La Vie: A Year in Rural France by John Lewis-Stempel is what it says on the tin - a recounting of the author's move to France and how he settled in, started a garden and got to know the locals in the village. The writing was 'sublime' and I absolutely loved this short little book.

The Hunt for Mount Everest by Craig Storti is a historical account of the discovery of Mount Everest. I say 'discovery'... the locals always knew it was there, obviously, but it was a bit of a myth to western explorers and even when its existance was confirmed the Dalai Llama managed to keep the world at bay for many more years. Lots of interesting political history in this one and I do love books about climbing and how it emmerged as a serious 'thing' amongst Europeans.

Jane Austen: A Life by Claire Tomalin is self explanatory. I didn't review this but that doesn't mean I didn't think it was absolutely superb. I learnt so much and want to read more biographical works about Austen and her works now. I have Lucy Worsley's book to start me off, hopefully get to that this year. 

The Accidental Detectorist by Nigel Richardson was such a fun, enjoyable read. Quirky and bonkers in places but also a lot of history and information about the various buried hoards that have been found all around the UK. Plus, you know, 'mad' people. (My favourite sort.) LOL! Highly recommended.
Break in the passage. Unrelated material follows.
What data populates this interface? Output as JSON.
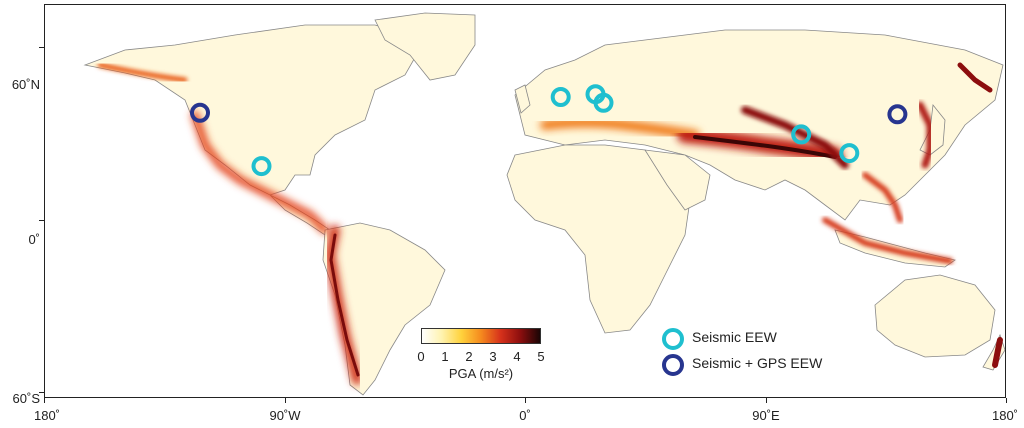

Outlandish by Nick Hunt. The authour considers the various landscape anomalies that exist in several European countries and goes to look at and experience them. I still think about this book, it was outstanding quite honestly, 'beautifully' written and so informative and full of atmosphere. Absolutely loved it and hope to read his, Walking the Woods and the Water this year. 


Along the Enchanted Way by William Blacker. This is another book I'm still thinking about. The author goes to live in the Maramures region of northern Romania, a region that has not changed in centuries. He's practically adopted by the community he lives with and also gets to know the local gypsy population too. I don't know when I've ever read a book with a more intense sense of place: forests, villages, wintery landscapes, it was like moving back to the middle ages. Wonderful. 

So that's just six of my favourite non-fiction books for 2023. It's a cracking year when I can pick out six superb books like this and could easily have included a handful more.

Some honorable mentions. Two books by Kate Humble, A Year of Living Simply and Home Cooked, both gorgeous. Bringing in the Sheaves by The Reverand Richard Coles charts the life of a well known TV Vicar - enjoyed it a lot. A Spoonful of Sugar by Brenda Ashford - nannying during WW2. 50 Shades of the USA by Anna McNuff - cycling across the 50 states of the USA. I could go on and on, it's been a stellar year for me for non-fiction. Let's hope 2024 is equally as good.